The duty-of-care principle is based on information asymmetry. The customer does not know what the bank knows. Where the bank has objective warning signs, it must not behave like a blind execution machine. The PSR does not remove this asymmetry. But it gives victims a clearer regulatory basis to challenge the bank’s failure to act.
Neither an unusual payment nor a payee-verification mismatch automatically crosses the PSR intervention threshold
The upcoming legal battlefield will be the aggregation of red flags. The PSR expressly states that an unusual payment order alone does not constitute objectively justified reasons to suspect fraud. It also prevents PSPs from relying solely on the outcome of payee verification. But both factors remain relevant risk indicators. The decisive question will be whether, taken together with other information, amount, customer profile, new payee, cross-border destination, device data, fraud-sharing information or mule-account patterns, they created objectively justified reasons to suspect fraud.
Higher litigation risk
The banking industry has correctly identified the litigation risk. The German Banking Industry Committee warned that a separate liability regime for transaction monitoring risks creating more disputes between payment service users and PSPs and may force PSPs to disclose details of their fraud-monitoring systems
EFRI draws the opposite policy conclusion. The fact that the evidence lies inside the bank is not an argument against liability. It is the reason why victims need disclosure rights, a reversed burden of proof and a genuine consumer-first reimbursement mechanism.
What is still missing is a clear victim-first rule. If a consumer reports fraud, the starting point should be immediate reimbursement, unless the PSP can prove that the consumer committed fraud. The professional actors, payer’s PSP, payee’s PSP, intermediary PSPs, and other infrastructure providers should then allocate responsibility among themselves. The PSR does not take this step. It improves the legal tools, but it leaves victims inside the dispute. Like proposed in our Shared Liability Paper.
EFRI's conclusion
Enhanced transaction monitoring under the PSR is old wine in new bottles. The bottle is better. The protection for victims is still not good enough.
The old wine is the existing duty-of-care and red-flag principle: banks must not ignore objective warning signs. PSD2 RTS already required transaction monitoring. AML rules already required ongoing scrutiny of suspicious transaction behaviour. National case law already recognised warning duties where massive red flags exist.
The new bottle is the PSR structure: transaction monitoring becomes more explicit, applies to both payer and payee PSPs, and is linked to liability, refund consequences and a burden-of-proof reversal.
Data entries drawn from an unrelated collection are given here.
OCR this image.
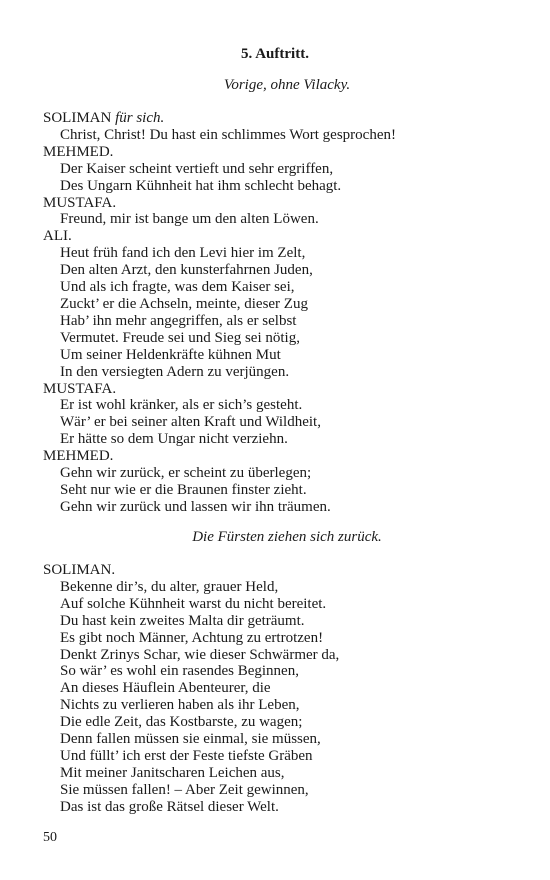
5. Auftritt.
Vorige, ohne Vilacky.
SOLIMAN für sich.
Christ, Christ! Du hast ein schlimmes Wort gesprochen!
MEHMED.
Der Kaiser scheint vertieft und sehr ergriffen,
Des Ungarn Kühnheit hat ihm schlecht behagt.
MUSTAFA.
Freund, mir ist bange um den alten Löwen.
ALI.
Heut früh fand ich den Levi hier im Zelt,
Den alten Arzt, den kunsterfahrnen Juden,
Und als ich fragte, was dem Kaiser sei,
Zuckt’ er die Achseln, meinte, dieser Zug
Hab’ ihn mehr angegriffen, als er selbst
Vermutet. Freude sei und Sieg sei nötig,
Um seiner Heldenkräfte kühnen Mut
In den versiegten Adern zu verjüngen.
MUSTAFA.
Er ist wohl kränker, als er sich’s gesteht.
Wär’ er bei seiner alten Kraft und Wildheit,
Er hätte so dem Ungar nicht verziehn.
MEHMED.
Gehn wir zurück, er scheint zu überlegen;
Seht nur wie er die Braunen finster zieht.
Gehn wir zurück und lassen wir ihn träumen.
Die Fürsten ziehen sich zurück.
SOLIMAN.
Bekenne dir’s, du alter, grauer Held,
Auf solche Kühnheit warst du nicht bereitet.
Du hast kein zweites Malta dir geträumt.
Es gibt noch Männer, Achtung zu ertrotzen!
Denkt Zrinys Schar, wie dieser Schwärmer da,
So wär’ es wohl ein rasendes Beginnen,
An dieses Häuflein Abenteurer, die
Nichts zu verlieren haben als ihr Leben,
Die edle Zeit, das Kostbarste, zu wagen;
Denn fallen müssen sie einmal, sie müssen,
Und füllt’ ich erst der Feste tiefste Gräben
Mit meiner Janitscharen Leichen aus,
Sie müssen fallen! – Aber Zeit gewinnen,
Das ist das große Rätsel dieser Welt.
50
That is useful. But it is not enough.
The PSR does not create a genuine consumer-first fraud reimbursement regime. It mainly codifies and harmonises a red-flag duty-of-care model that already exists in more developed national case law. Victims may have stronger legal arguments under the new PSR rules, but they will still face David-versus-Goliath disputes against banks that control the relevant monitoring evidence.